The Academy's ~11,000 voters were famously exposed in 2012 by the LA Times: 94% white, 77% male, median age 62. The #OscarsSoWhite movement after two consecutive years of all-white acting nominees (2015–2016) forced reforms that doubled women and minority membership by 2020. The Golden Globes imploded entirely when a 2021 LA Times investigation revealed the 87-person Hollywood Foreign Press Association had zero Black members and had accepted lavish studio perks including a trip to Paris for an Emily in Paris set visit at a five-star hotel. The HFPA was dissolved in 2023.
Only 2% of SAG-AFTRA actors make a full-time living from acting alone. Just 12% earn more than $1,000 in a given year from the craft. Only 14% hit the $26,470 threshold needed to qualify for the union's health insurance. At any given moment, approximately 90% of union actors are unemployed. The dream is real. The math is not.

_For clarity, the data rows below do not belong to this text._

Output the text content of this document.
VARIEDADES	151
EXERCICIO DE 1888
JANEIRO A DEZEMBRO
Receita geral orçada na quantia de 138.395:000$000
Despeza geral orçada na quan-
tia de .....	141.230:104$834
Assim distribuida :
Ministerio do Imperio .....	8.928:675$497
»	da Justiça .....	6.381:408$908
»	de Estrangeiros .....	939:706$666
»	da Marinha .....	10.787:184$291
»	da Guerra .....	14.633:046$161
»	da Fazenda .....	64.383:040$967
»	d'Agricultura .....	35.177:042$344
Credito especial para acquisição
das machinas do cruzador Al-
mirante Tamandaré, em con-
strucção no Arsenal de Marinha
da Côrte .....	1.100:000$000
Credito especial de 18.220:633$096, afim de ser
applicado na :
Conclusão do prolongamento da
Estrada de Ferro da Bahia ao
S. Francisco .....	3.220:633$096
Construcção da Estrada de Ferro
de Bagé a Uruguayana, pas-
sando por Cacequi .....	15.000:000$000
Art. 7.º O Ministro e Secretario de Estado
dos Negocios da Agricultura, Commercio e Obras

The 2023 strikes accelerated a workforce contraction that was already underway. National actor employment fell 17% and writer employment fell 14% since May 2023. Los Angeles entertainment employment is down over 21% since 2019. Only about 25% of the jobs lost after 2022 have returned. Meanwhile, the traditional entertainment sector in L.A. shed 9.1% of jobs since 2013 — while modern entertainment sectors (streaming platforms, gaming, social media production) grew 53%. The industry is restructuring, and the people at the bottom of the old structure are not being invited into the new one.
Hollywood is not dying. It is consolidating its wealth at the top and externalizing its risk onto workers, freelancers, and the public — the same playbook every extractive industry runs when it matures.